For a band like Asobi Seksu, releasing an acoustic album is a curious choice. The band deals in dreamy atmosphere, sanding the grind of My Bloody Valentine down to a beautiful hum. But not even a year after releasing its excellent third album, Hush, the band reimagines some of its best work. On Rewolf, sonic layers are stripped away, replaced by the ringing clarity of Yuki Chikudate’s vocals and the warm sway of James Hanna’s guitar.
Overall, this sparer approach works. The band still soaks Chikudate’s vocals in echo and loops backing vocals behind her, so this isn’t totally laid bare. In these versions, the melodies do the heavy lifting that the atmosphere did before, and they sound up to the task. For devoted fans, some of the most exciting stuff will be the B-sides, the best of them being the band’s sweet but ghostly take on Mazzy Star’s “Suzanne.” Here Chikudate shows off a subtle range in her voice, toning down to a confessional hush that nods nicely to Mazzy singer Hope Sandoval.
The highlights of Rewolf are pretty unsurprising. “New Years,” Familiar Light,” and “Thursday,” all stand-outs on previous records, shine the brightest here. “Thursday” is the best reinterpretation on the disc, cast as a simple but affecting doo-wop ballad. And “Familiar Light” is the barest new take, and because it came from the ultra-rich Hush, it serves as a nice bookend to a productive year for the band.

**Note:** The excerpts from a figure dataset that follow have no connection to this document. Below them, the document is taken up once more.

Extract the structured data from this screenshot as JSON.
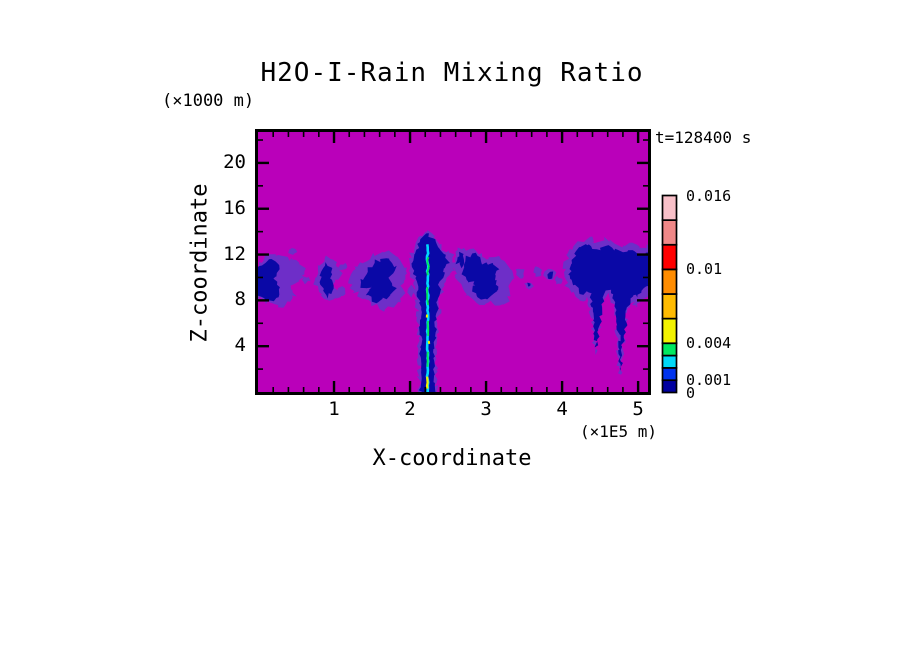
{
  "page": {
    "background": "#ffffff"
  },
  "chart_data": {
    "type": "heatmap",
    "title": "H2O-I-Rain Mixing Ratio",
    "time_annotation": "t=128400 s",
    "xlabel": "X-coordinate",
    "ylabel": "Z-coordinate",
    "x_unit": "(×1E5 m)",
    "y_unit": "(×1000 m)",
    "xlim": [
      0,
      5.13
    ],
    "ylim": [
      0,
      22.7
    ],
    "x_ticks": [
      1,
      2,
      3,
      4,
      5
    ],
    "x_minor_step": 0.2,
    "y_ticks": [
      4,
      8,
      12,
      16,
      20
    ],
    "y_minor_step": 2,
    "grid": false,
    "colors": {
      "background_fill": "#BA00BA",
      "fringe": "#6E2EC8",
      "core": "#0A08A6",
      "frame": "#000000"
    },
    "colorbar": {
      "min": 0,
      "max": 0.016,
      "levels": [
        0,
        0.001,
        0.002,
        0.003,
        0.004,
        0.006,
        0.008,
        0.01,
        0.012,
        0.014,
        0.016
      ],
      "colors": [
        "#0000A0",
        "#0033EE",
        "#00D8F8",
        "#00E860",
        "#F2F200",
        "#FFBB00",
        "#FF8C00",
        "#FF0000",
        "#F08888",
        "#F8C0C8"
      ],
      "labels": [
        {
          "value": 0.016,
          "text": "0.016"
        },
        {
          "value": 0.01,
          "text": "0.01"
        },
        {
          "value": 0.004,
          "text": "0.004"
        },
        {
          "value": 0.001,
          "text": "0.001"
        },
        {
          "value": 0,
          "text": "0"
        }
      ]
    },
    "features": [
      {
        "name": "band-patch-left-edge",
        "fringe": [
          [
            -0.06,
            10.4
          ],
          [
            0.1,
            11.8
          ],
          [
            0.3,
            12.0
          ],
          [
            0.5,
            11.3
          ],
          [
            0.63,
            10.6
          ],
          [
            0.58,
            9.9
          ],
          [
            0.42,
            9.3
          ],
          [
            0.5,
            8.4
          ],
          [
            0.32,
            7.5
          ],
          [
            0.1,
            7.9
          ],
          [
            -0.06,
            8.6
          ]
        ],
        "core": [
          [
            -0.06,
            10.3
          ],
          [
            0.08,
            11.4
          ],
          [
            0.2,
            11.6
          ],
          [
            0.28,
            10.7
          ],
          [
            0.22,
            9.8
          ],
          [
            0.3,
            8.8
          ],
          [
            0.2,
            7.9
          ],
          [
            0.04,
            8.3
          ],
          [
            -0.06,
            9.1
          ]
        ]
      },
      {
        "name": "band-patch-a",
        "fringe": [
          [
            0.74,
            10.0
          ],
          [
            0.8,
            11.2
          ],
          [
            0.92,
            11.9
          ],
          [
            1.04,
            11.3
          ],
          [
            1.08,
            10.2
          ],
          [
            1.0,
            9.4
          ],
          [
            1.06,
            8.5
          ],
          [
            0.94,
            7.8
          ],
          [
            0.82,
            8.6
          ],
          [
            0.76,
            9.3
          ]
        ],
        "core": [
          [
            0.83,
            10.3
          ],
          [
            0.9,
            11.2
          ],
          [
            0.99,
            10.8
          ],
          [
            0.95,
            9.9
          ],
          [
            1.0,
            8.9
          ],
          [
            0.9,
            8.2
          ],
          [
            0.84,
            9.2
          ]
        ]
      },
      {
        "name": "band-patch-b",
        "fringe": [
          [
            1.2,
            9.7
          ],
          [
            1.27,
            10.6
          ],
          [
            1.38,
            11.3
          ],
          [
            1.52,
            12.0
          ],
          [
            1.68,
            12.3
          ],
          [
            1.83,
            11.8
          ],
          [
            1.93,
            11.0
          ],
          [
            1.97,
            10.1
          ],
          [
            1.88,
            9.4
          ],
          [
            1.93,
            8.6
          ],
          [
            1.82,
            7.7
          ],
          [
            1.66,
            7.2
          ],
          [
            1.5,
            7.7
          ],
          [
            1.36,
            8.3
          ],
          [
            1.25,
            8.9
          ]
        ],
        "core": [
          [
            1.34,
            9.5
          ],
          [
            1.42,
            10.6
          ],
          [
            1.55,
            11.4
          ],
          [
            1.7,
            11.6
          ],
          [
            1.8,
            10.9
          ],
          [
            1.72,
            10.1
          ],
          [
            1.8,
            9.2
          ],
          [
            1.7,
            8.2
          ],
          [
            1.55,
            7.8
          ],
          [
            1.44,
            8.6
          ],
          [
            1.52,
            9.4
          ],
          [
            1.4,
            9.0
          ]
        ]
      },
      {
        "name": "convective-column",
        "fringe": [
          [
            1.97,
            11.0
          ],
          [
            2.02,
            12.2
          ],
          [
            2.1,
            13.3
          ],
          [
            2.2,
            14.1
          ],
          [
            2.3,
            13.8
          ],
          [
            2.38,
            13.0
          ],
          [
            2.47,
            12.4
          ],
          [
            2.56,
            11.8
          ],
          [
            2.6,
            11.0
          ],
          [
            2.52,
            10.3
          ],
          [
            2.45,
            9.5
          ],
          [
            2.4,
            8.2
          ],
          [
            2.37,
            6.0
          ],
          [
            2.35,
            3.0
          ],
          [
            2.34,
            -0.3
          ],
          [
            2.12,
            -0.3
          ],
          [
            2.12,
            3.0
          ],
          [
            2.1,
            6.5
          ],
          [
            2.07,
            9.0
          ],
          [
            2.02,
            10.2
          ]
        ],
        "core": [
          [
            2.02,
            10.9
          ],
          [
            2.07,
            12.1
          ],
          [
            2.13,
            13.2
          ],
          [
            2.21,
            13.9
          ],
          [
            2.29,
            13.5
          ],
          [
            2.36,
            12.7
          ],
          [
            2.44,
            12.1
          ],
          [
            2.5,
            11.4
          ],
          [
            2.45,
            10.5
          ],
          [
            2.4,
            9.6
          ],
          [
            2.36,
            8.0
          ],
          [
            2.33,
            5.0
          ],
          [
            2.32,
            -0.3
          ],
          [
            2.14,
            -0.3
          ],
          [
            2.14,
            4.0
          ],
          [
            2.13,
            7.5
          ],
          [
            2.09,
            9.8
          ]
        ]
      },
      {
        "name": "anvil-lobe",
        "fringe": [
          [
            2.56,
            11.2
          ],
          [
            2.6,
            12.4
          ],
          [
            2.68,
            12.8
          ],
          [
            2.76,
            12.2
          ],
          [
            2.78,
            11.2
          ],
          [
            2.72,
            10.4
          ],
          [
            2.62,
            10.6
          ]
        ],
        "core": [
          [
            2.61,
            11.3
          ],
          [
            2.65,
            12.2
          ],
          [
            2.71,
            11.9
          ],
          [
            2.69,
            10.9
          ]
        ]
      },
      {
        "name": "band-patch-c",
        "fringe": [
          [
            2.6,
            10.8
          ],
          [
            2.66,
            12.0
          ],
          [
            2.78,
            12.6
          ],
          [
            2.92,
            12.2
          ],
          [
            3.0,
            11.4
          ],
          [
            3.1,
            11.8
          ],
          [
            3.22,
            11.4
          ],
          [
            3.32,
            10.8
          ],
          [
            3.38,
            9.9
          ],
          [
            3.3,
            9.1
          ],
          [
            3.34,
            8.3
          ],
          [
            3.22,
            7.6
          ],
          [
            3.08,
            7.9
          ],
          [
            2.96,
            7.5
          ],
          [
            2.84,
            8.0
          ],
          [
            2.72,
            8.7
          ],
          [
            2.62,
            9.6
          ]
        ],
        "core": [
          [
            2.68,
            10.6
          ],
          [
            2.74,
            11.8
          ],
          [
            2.86,
            12.0
          ],
          [
            2.96,
            11.2
          ],
          [
            3.06,
            11.3
          ],
          [
            3.16,
            10.8
          ],
          [
            3.1,
            9.9
          ],
          [
            3.18,
            9.0
          ],
          [
            3.08,
            8.3
          ],
          [
            2.94,
            8.1
          ],
          [
            2.82,
            8.9
          ],
          [
            2.86,
            9.8
          ],
          [
            2.74,
            9.5
          ]
        ]
      },
      {
        "name": "virga-cluster-right",
        "fringe": [
          [
            4.0,
            10.2
          ],
          [
            4.05,
            11.4
          ],
          [
            4.12,
            12.4
          ],
          [
            4.22,
            13.1
          ],
          [
            4.34,
            13.5
          ],
          [
            4.46,
            13.0
          ],
          [
            4.56,
            13.4
          ],
          [
            4.68,
            13.1
          ],
          [
            4.8,
            12.7
          ],
          [
            4.92,
            13.0
          ],
          [
            5.04,
            12.6
          ],
          [
            5.2,
            12.8
          ],
          [
            5.2,
            8.8
          ],
          [
            5.06,
            8.2
          ],
          [
            5.0,
            7.4
          ],
          [
            4.93,
            8.0
          ],
          [
            4.86,
            7.0
          ],
          [
            4.8,
            4.4
          ],
          [
            4.76,
            1.6
          ],
          [
            4.72,
            5.0
          ],
          [
            4.69,
            7.4
          ],
          [
            4.62,
            8.5
          ],
          [
            4.54,
            7.9
          ],
          [
            4.48,
            5.8
          ],
          [
            4.43,
            3.4
          ],
          [
            4.39,
            6.6
          ],
          [
            4.34,
            8.3
          ],
          [
            4.24,
            8.0
          ],
          [
            4.16,
            8.7
          ],
          [
            4.06,
            9.2
          ]
        ],
        "core": [
          [
            4.1,
            10.4
          ],
          [
            4.14,
            11.6
          ],
          [
            4.22,
            12.5
          ],
          [
            4.33,
            12.9
          ],
          [
            4.45,
            12.4
          ],
          [
            4.56,
            12.8
          ],
          [
            4.68,
            12.5
          ],
          [
            4.8,
            12.2
          ],
          [
            4.92,
            12.4
          ],
          [
            5.04,
            12.0
          ],
          [
            5.2,
            12.2
          ],
          [
            5.2,
            9.6
          ],
          [
            5.05,
            9.0
          ],
          [
            4.99,
            8.2
          ],
          [
            4.92,
            8.6
          ],
          [
            4.86,
            7.2
          ],
          [
            4.81,
            4.6
          ],
          [
            4.77,
            1.9
          ],
          [
            4.74,
            5.4
          ],
          [
            4.7,
            7.8
          ],
          [
            4.62,
            9.0
          ],
          [
            4.55,
            8.4
          ],
          [
            4.5,
            6.2
          ],
          [
            4.45,
            3.8
          ],
          [
            4.41,
            7.0
          ],
          [
            4.36,
            8.8
          ],
          [
            4.26,
            8.5
          ],
          [
            4.18,
            9.3
          ],
          [
            4.12,
            9.9
          ]
        ]
      }
    ],
    "specks": [
      {
        "x": 0.55,
        "z": 10.6,
        "rx": 0.06,
        "rz": 0.35,
        "layer": "fringe"
      },
      {
        "x": 0.63,
        "z": 9.8,
        "rx": 0.05,
        "rz": 0.3,
        "layer": "fringe"
      },
      {
        "x": 0.45,
        "z": 12.3,
        "rx": 0.05,
        "rz": 0.3,
        "layer": "fringe"
      },
      {
        "x": 1.1,
        "z": 8.8,
        "rx": 0.05,
        "rz": 0.4,
        "layer": "fringe"
      },
      {
        "x": 1.12,
        "z": 10.9,
        "rx": 0.05,
        "rz": 0.3,
        "layer": "fringe"
      },
      {
        "x": 2.02,
        "z": 8.8,
        "rx": 0.04,
        "rz": 0.5,
        "layer": "fringe"
      },
      {
        "x": 3.45,
        "z": 10.4,
        "rx": 0.06,
        "rz": 0.45,
        "layer": "fringe"
      },
      {
        "x": 3.56,
        "z": 9.3,
        "rx": 0.05,
        "rz": 0.35,
        "layer": "fringe"
      },
      {
        "x": 3.68,
        "z": 10.5,
        "rx": 0.06,
        "rz": 0.4,
        "layer": "fringe"
      },
      {
        "x": 3.84,
        "z": 10.3,
        "rx": 0.07,
        "rz": 0.5,
        "layer": "fringe"
      },
      {
        "x": 3.95,
        "z": 9.7,
        "rx": 0.05,
        "rz": 0.35,
        "layer": "fringe"
      },
      {
        "x": 3.85,
        "z": 10.2,
        "rx": 0.03,
        "rz": 0.3,
        "layer": "core"
      },
      {
        "x": 3.56,
        "z": 9.4,
        "rx": 0.02,
        "rz": 0.2,
        "layer": "core"
      }
    ],
    "streaks": [
      {
        "x": 2.232,
        "z0": -0.2,
        "z1": 12.9,
        "color": "#00D8FF",
        "width": 2.6,
        "amp": 0.8,
        "seed": 11
      },
      {
        "x": 2.238,
        "z0": 10.2,
        "z1": 11.8,
        "color": "#00E85C",
        "width": 1.8,
        "amp": 0.9,
        "seed": 12
      },
      {
        "x": 2.236,
        "z0": 7.6,
        "z1": 9.4,
        "color": "#00E85C",
        "width": 1.8,
        "amp": 0.9,
        "seed": 13
      },
      {
        "x": 2.24,
        "z0": 4.9,
        "z1": 6.4,
        "color": "#00E85C",
        "width": 1.8,
        "amp": 0.9,
        "seed": 14
      },
      {
        "x": 2.235,
        "z0": 2.2,
        "z1": 3.6,
        "color": "#00E85C",
        "width": 1.8,
        "amp": 0.9,
        "seed": 15
      },
      {
        "x": 2.228,
        "z0": 0.3,
        "z1": 1.5,
        "color": "#F2F200",
        "width": 2.2,
        "amp": 0.5,
        "seed": 16
      },
      {
        "x": 2.25,
        "z0": 4.2,
        "z1": 4.7,
        "color": "#F2F200",
        "width": 2.0,
        "amp": 0.4,
        "seed": 17
      },
      {
        "x": 2.222,
        "z0": 6.5,
        "z1": 6.9,
        "color": "#F2F200",
        "width": 2.0,
        "amp": 0.4,
        "seed": 18
      }
    ]
  }
}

The album has some other nice moments, but none that quite match up. Rewolf is a charming set, a nice new sound from these guys and an interesting look back at their young discography. It was made confidently, with no apparent intentions of it being some toss-off or fan-only disc. But by album’s end, don’t be surprised if you’re reaching for Citrus to dive back into their dream world. It really is where Asobi Seksu is at its best.